Here are a couple of practical solutions specifically oriented towards eliminating ShadowOps and achieving alignment across business units:

  1. Provide consistent tooling so developers and operations are working from the same tool set, which will prevent either team from working past each other to accomplish separate goals. Provide the same set of tooling, testing, and deployment available for your developers, to your security team, and get their security deliveries in the same pipeline. If you run your production systems on Ubuntu on AWS, developers, security teams, product management, and operations should all be using the same tools to launch an instance to test, develop, secure, or scale. This removes a large number of barriers to communication by providing a common tool set to enact change on a platform. This will get developers past the problem of “But it works on my laptop!”, and security teams will no longer simply be throwing changes over a wall to operations, since they can now contribute DIRECTLY to the code used to configure systems.
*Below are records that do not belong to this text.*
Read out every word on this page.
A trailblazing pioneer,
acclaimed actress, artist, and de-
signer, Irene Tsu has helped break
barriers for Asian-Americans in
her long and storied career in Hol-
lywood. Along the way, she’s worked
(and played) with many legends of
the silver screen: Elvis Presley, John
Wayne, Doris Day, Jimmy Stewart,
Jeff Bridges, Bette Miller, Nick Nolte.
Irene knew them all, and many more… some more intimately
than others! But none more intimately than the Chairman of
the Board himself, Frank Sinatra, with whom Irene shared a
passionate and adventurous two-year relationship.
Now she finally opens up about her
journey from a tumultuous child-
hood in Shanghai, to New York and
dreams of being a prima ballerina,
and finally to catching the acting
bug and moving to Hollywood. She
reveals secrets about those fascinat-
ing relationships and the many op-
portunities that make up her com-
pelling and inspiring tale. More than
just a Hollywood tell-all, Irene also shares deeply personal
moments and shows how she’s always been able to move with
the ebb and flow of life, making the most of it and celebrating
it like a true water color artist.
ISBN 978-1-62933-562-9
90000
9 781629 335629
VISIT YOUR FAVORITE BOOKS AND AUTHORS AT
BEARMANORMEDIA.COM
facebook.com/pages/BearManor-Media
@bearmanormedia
  2. Emphasize cross-team communication when solving issues, especially security issues to ensure or at least mitigate the creation of perverse or misaligned incentives.
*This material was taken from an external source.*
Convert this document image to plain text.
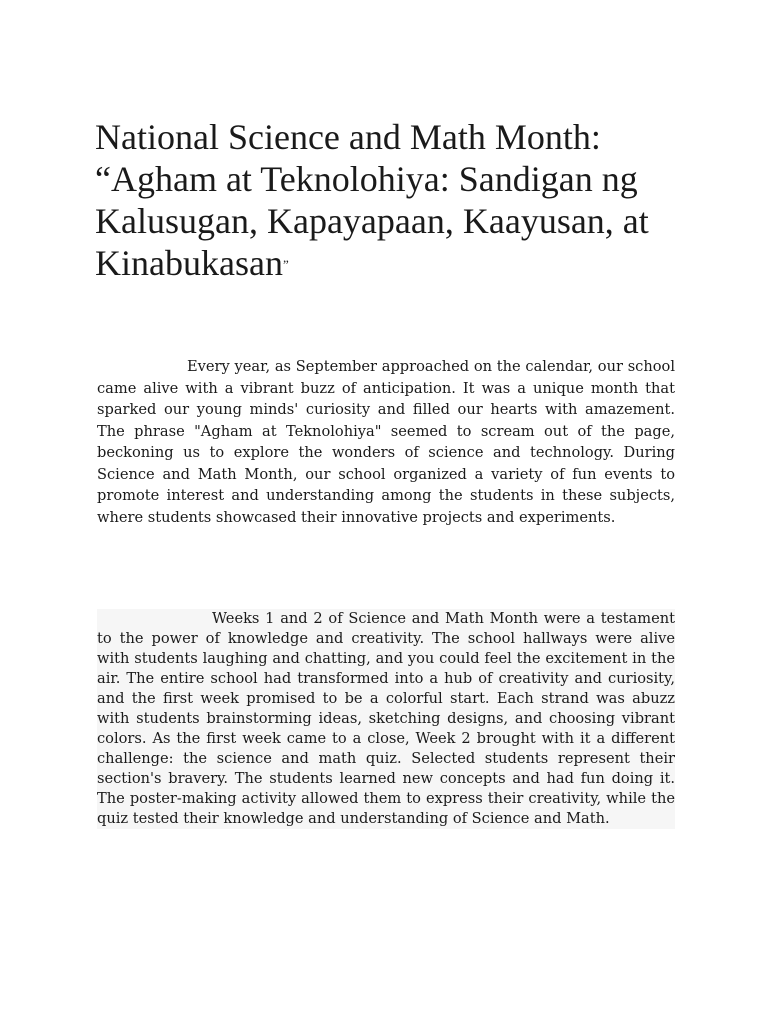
National Science and Math Month: “Agham at Teknolohiya: Sandigan ng Kalusugan, Kapayapaan, Kaayusan, at Kinabukasan”

Every year, as September approached on the calendar, our school came alive with a vibrant buzz of anticipation. It was a unique month that sparked our young minds' curiosity and filled our hearts with amazement. The phrase "Agham at Teknolohiya" seemed to scream out of the page, beckoning us to explore the wonders of science and technology. During Science and Math Month, our school organized a variety of fun events to promote interest and understanding among the students in these subjects, where students showcased their innovative projects and experiments.

Weeks 1 and 2 of Science and Math Month were a testament to the power of knowledge and creativity. The school hallways were alive with students laughing and chatting, and you could feel the excitement in the air. The entire school had transformed into a hub of creativity and curiosity, and the first week promised to be a colorful start. Each strand was abuzz with students brainstorming ideas, sketching designs, and choosing vibrant colors. As the first week came to a close, Week 2 brought with it a different challenge: the science and math quiz. Selected students represent their section's bravery. The students learned new concepts and had fun doing it. The poster-making activity allowed them to express their creativity, while the quiz tested their knowledge and understanding of Science and Math.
  3. Automate security processes the same way you automate operations processes. In many ways, security is simply a specialization of operations that has achieved a divergent status through a lack of tooling in the past and the siloing of operations tooling in more “traditional” organizations. A very simple example of how to automate security processes is by having operations automate the installation of security or “unattended” updates to mitigate out-of-date software packages instead of simply producing compliance reports on a regular basis. If security teams can easily implement and test a fix to a system, it will reduce the overall workload of communicating that work to a new team to complete giving you simple cost reduction.

A Final Word . . .

Applying systems thinking is a powerful way to directly address inter-unit complexities in organizations of any size. Only by thinking through the interactions and outcomes of your organization and working to explicitly align your teams, will you be able to reduce or eliminate problems such as ShadowOps and the outcomes of perverse incentives. If you treat DevOps as a way to improve cross-unit communication, it should be very easy to achieve many improvements in efficiency, security, and the bottom line.